Payer executives expressed tremendous frustration with the regulatory uncertainty and with the politicization of healthcare and say that they are stymied by their inability to forecast their risks and determine what types of plans to offer and to whom.
Yet, payers are not simply sitting and waiting for Congress to decide on the future of the ACA. While some payers are delaying large capital expenditures (e.g., technology infrastructure), as a group they continue to move forward on many of their long-term initiatives, including those engendered by the ACA.
In the short term, payers are raising their rates. Most payers have increased their premiums across the board in 2018, particularly for members with group and individual insurance.
The challenges in planning are particularly acute for payers who have made a commitment to being on the exchange, or individual market. Nearly four in ten were on the exchange in 2017. Some opted out of the exchange for 2018 because of the uncertainty. Among those who were on the exchange in 2017, two-thirds remained on the exchange in 2018, while one- third exited the exchange in at least some markets. Payers who have exited the exchange or plan to do so explain that they just didn’t get the ROI from participating in it.
Mixed Feelings About the ACA
On the one hand, payers want people to have health insurance and support the idea of universal coverage, which they feel the ACA accomplished. On the other hand, they say that the ACA did not sufficiently address the cost side of the equation, making it untenable in the long term.

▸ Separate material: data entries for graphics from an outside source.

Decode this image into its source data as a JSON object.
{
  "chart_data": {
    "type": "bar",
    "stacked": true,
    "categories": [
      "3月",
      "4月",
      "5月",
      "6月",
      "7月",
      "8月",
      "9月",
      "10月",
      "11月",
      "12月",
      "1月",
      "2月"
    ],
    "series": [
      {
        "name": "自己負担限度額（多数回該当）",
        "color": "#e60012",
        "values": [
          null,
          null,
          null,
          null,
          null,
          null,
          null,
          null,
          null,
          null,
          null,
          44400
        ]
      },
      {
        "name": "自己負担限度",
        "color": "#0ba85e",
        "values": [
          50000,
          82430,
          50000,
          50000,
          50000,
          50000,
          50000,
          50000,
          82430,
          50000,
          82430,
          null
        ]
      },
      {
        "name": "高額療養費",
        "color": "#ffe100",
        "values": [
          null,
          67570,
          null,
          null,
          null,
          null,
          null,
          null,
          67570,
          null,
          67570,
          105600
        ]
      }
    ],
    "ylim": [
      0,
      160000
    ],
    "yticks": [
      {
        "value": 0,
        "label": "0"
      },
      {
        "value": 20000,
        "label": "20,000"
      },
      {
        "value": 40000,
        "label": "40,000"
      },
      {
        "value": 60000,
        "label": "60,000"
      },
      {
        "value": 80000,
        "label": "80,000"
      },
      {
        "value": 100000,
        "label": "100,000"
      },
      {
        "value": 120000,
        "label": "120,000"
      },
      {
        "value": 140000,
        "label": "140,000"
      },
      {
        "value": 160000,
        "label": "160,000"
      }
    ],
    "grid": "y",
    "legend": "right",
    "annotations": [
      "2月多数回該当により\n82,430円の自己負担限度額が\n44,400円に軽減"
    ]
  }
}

When asked how well the Affordable Care Act has delivered against each of its primary goals, payer executives credit the ACA for advancing the goals of expanding access to healthcare and protecting patients against arbitrary actions by insurance companies, but say the ACA has only made moderate progress on its third aim: cost reduction.
What Do Payers Want in ACA Reform?
While critical of some aspects of the ACA, most payers prefer to see improvements and reform, rather than a wholesale repeal and replacement of the legislation.
Payer executives were asked whether they favor or oppose specific proposed changes to the Affordable Care Act. They are heavily in favor of stronger regulation of prescription drug costs and also support raising the contribution limit on health savings accounts in order to increase consumer responsibility.
I think there’s an understanding that we don’t want to go backwards and waste what we’ve done. We’d like to improve upon it and fix it moving forward.
On the other hand, payers are largely opposed to removing the essential health benefit requirement and rolling back Medicaid expansion.
More than anything, payers want healthcare to be more affordable. When asked to identify one thing they would want to see in a new healthcare bill if they had a seat at the table, payer executives most frequently discuss the desire to find a way to lower healthcare costs / make healthcare more affordable.